今回はさまざまな現場でご依頼いただく、エフロ除去についてご説明いたします。
エフロとは、正確には「エフロレッセンス」と呼ばれるもので、外観は白い花が咲いている様にも見え、日本語では『白華』や『白華現象』などとも呼ばれています。
発生のメカニズムとしては、目地等のコンクリート素材の可溶成分を含んだ溶液(水酸化カルシウム[Ca (OH)2])が内部から表面に移動し、乾燥に伴って水分が蒸発することで、コンクリート表面に溶け出します。
その後、炭酸化反応によって水酸化カルシウムが空気中の二酸化炭素(CO2)と反応して炭酸カルシウム(CaCO3)に変化します。したがって、エフロレッセンスの主成分は炭酸カルシウムと言われています。
エフロが出やすいのは屋外だと階段部分、屋内だとお風呂場等の水分がたまりやすい箇所になります。太陽光が当たる部分は深く浸透する前に水分が蒸発しやすいのですが、日陰だとそうもいきません。
階段でも立ち上がり面で発生しているケースをよく見掛ると思いますが、やはり日光が当たりにくい事が関係していると判断できます。
エフロの除去方法
エフロは目地に沿って発生している細い筋状のものから、大きなものでは堆積して氷柱のように大きくなったものまで様々です。
堆積して肥大化したエフロに関しては、洗剤で除去する前に物理的にこそぎ落とした後、エフロ除去剤で除去する方法が効果的です。
炭酸カルシウムが主成分であるエフロを分解・除去するためには酸が有効であることは言うまでもないですが、数ある酸の中でもエフロを分解するのに最も適した酸は、ズバリ塩酸です。
化学式にするとよりわかりやすくなります。
CaCO3(炭酸カルシウム)+2HCl(塩酸)→CaCl2(塩化カルシウム)+H2O+CO2
つまり、炭酸カルシウムに塩酸を加えると、塩化カルシウムと水と二酸化炭素に綺麗に反応します。これほど綺麗な科学的な汚れの分解反応は、かなり珍しいことです。
では、塩酸を薬局で購入し、エフロに塗布するのが効果的なのかというと、残念ながら以下のような問題があります。
①塩酸成分が10%以上の溶液を購入する場合、医薬外劇物となるため印鑑が必要となる
②塩酸には強い刺激臭があるため、喉や鼻の粘膜を傷める危険性がある
③塩酸本体はラディカルな反応をしがちなので、素材を傷める危険性はもちろん、素材が傷む上にムラになりやすい
④金属への腐食性が強いので、特に金属成分が多く含まれることがある石材へのダメージが強い
このような理由から、塩酸単体を使用してのエフロの除去にはリスクが伴います。
エフロを除去するのに、市販の塩酸ベースのトイレ用酸性洗剤を使うことがよくありますが、実際使ってみるとエフロの分解力はかなり低め。エフロ除去は、単に塩酸で分解するのではなく、塩酸と界面活性剤の相乗効果によって効率的にエフロが分解され、除去できるのです。

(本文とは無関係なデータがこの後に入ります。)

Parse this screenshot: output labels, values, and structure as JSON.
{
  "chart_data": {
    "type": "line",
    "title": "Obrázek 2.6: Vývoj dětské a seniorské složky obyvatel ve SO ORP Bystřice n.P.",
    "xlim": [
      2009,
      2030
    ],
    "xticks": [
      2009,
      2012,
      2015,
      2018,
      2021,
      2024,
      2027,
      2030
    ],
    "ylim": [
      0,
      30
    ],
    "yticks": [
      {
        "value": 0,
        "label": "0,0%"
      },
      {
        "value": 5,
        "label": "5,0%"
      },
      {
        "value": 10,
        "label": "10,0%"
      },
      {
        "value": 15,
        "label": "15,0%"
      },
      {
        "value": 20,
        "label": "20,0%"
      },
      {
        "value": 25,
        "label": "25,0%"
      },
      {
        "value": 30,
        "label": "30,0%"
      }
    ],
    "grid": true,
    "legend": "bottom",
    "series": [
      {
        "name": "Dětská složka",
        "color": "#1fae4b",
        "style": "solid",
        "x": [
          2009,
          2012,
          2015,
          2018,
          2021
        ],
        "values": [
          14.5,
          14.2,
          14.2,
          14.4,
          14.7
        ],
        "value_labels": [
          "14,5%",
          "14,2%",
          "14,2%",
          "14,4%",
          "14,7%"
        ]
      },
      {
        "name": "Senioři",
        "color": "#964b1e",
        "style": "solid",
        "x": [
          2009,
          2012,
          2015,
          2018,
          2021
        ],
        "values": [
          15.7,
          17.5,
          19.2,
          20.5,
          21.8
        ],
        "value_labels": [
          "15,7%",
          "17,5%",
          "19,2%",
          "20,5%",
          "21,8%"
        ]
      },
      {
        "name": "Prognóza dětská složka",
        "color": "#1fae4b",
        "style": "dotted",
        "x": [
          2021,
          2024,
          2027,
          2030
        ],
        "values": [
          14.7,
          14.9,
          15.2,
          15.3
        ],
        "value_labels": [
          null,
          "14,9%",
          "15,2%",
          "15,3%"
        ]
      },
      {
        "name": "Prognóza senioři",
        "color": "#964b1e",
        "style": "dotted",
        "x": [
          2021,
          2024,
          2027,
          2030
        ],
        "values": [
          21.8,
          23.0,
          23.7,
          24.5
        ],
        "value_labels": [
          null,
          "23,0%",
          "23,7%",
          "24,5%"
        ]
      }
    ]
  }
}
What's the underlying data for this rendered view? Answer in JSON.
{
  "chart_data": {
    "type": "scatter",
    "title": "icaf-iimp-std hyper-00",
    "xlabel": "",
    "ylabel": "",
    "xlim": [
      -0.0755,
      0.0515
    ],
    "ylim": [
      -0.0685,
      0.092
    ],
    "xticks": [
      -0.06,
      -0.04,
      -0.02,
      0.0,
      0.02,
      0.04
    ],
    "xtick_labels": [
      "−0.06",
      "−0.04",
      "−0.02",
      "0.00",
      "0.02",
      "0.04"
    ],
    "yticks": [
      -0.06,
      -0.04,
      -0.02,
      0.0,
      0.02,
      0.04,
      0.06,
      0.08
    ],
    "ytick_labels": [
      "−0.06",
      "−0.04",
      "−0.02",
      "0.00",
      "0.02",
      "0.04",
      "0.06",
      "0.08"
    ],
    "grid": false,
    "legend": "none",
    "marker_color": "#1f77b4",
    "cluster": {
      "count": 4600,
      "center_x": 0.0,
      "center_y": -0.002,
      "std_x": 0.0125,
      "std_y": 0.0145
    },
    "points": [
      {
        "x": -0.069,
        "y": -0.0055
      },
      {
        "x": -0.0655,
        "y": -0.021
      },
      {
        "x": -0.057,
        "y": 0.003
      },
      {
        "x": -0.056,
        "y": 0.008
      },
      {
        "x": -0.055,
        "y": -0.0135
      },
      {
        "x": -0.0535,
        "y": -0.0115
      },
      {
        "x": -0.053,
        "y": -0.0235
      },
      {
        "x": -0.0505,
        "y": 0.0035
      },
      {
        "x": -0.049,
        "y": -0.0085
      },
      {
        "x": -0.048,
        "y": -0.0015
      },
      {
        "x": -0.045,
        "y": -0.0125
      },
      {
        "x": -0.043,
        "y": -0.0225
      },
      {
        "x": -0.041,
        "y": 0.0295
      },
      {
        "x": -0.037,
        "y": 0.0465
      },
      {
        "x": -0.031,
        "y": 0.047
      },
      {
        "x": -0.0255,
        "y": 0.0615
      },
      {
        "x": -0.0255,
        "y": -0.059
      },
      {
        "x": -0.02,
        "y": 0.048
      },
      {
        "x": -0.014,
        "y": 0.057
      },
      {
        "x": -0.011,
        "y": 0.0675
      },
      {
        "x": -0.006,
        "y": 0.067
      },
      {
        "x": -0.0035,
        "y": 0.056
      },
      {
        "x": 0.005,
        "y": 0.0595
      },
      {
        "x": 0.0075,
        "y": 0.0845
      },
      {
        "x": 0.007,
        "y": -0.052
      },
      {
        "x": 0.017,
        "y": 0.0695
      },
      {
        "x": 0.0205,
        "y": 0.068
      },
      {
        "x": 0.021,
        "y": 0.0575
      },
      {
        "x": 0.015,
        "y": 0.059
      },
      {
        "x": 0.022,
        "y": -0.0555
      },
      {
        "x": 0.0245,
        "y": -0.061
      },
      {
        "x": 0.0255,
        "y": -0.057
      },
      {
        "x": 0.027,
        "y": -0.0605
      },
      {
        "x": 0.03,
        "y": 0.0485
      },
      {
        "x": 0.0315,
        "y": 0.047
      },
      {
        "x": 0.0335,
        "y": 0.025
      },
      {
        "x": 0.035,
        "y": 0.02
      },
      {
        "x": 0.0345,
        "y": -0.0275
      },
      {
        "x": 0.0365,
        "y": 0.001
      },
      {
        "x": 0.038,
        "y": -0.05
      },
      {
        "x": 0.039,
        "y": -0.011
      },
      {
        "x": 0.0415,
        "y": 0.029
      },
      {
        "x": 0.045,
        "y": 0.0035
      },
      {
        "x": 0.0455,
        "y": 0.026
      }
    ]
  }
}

エフロにお困りの業者様にご案内、ご使用いただいているのが弊社の『マイクロクリーナー エフロブレイク』です。
エフロブレイクには反応を活性化するための界面活性剤や、金属の腐食を抑える防錆剤。反応を均一化するための安定剤などがバランスよく含まれており、低刺激臭でエフロの除去に圧倒的な即効性を発揮します。
エフロ除去の施工例①
施工手順:
水うち
⇒刷毛でエフロブレイク原液塗布
⇒5分程度何度も反応させる
⇒水洗い
⇒『マイクロクリーナー ストロング』を30倍程度に希釈した洗剤で中和洗浄
⇒完了
エフロ除去の施工例②
施工手順:
水うち
⇒刷毛でエフロブレイク原液塗布
⇒10分程度何度も反応させる
⇒水洗い
⇒マイクロクリーナー ストロングを30倍程度に希釈した洗剤で中和洗浄
⇒完了
エフロの再発生を抑止する方法として、含侵タイプのコーティング剤の塗布をお勧めしています。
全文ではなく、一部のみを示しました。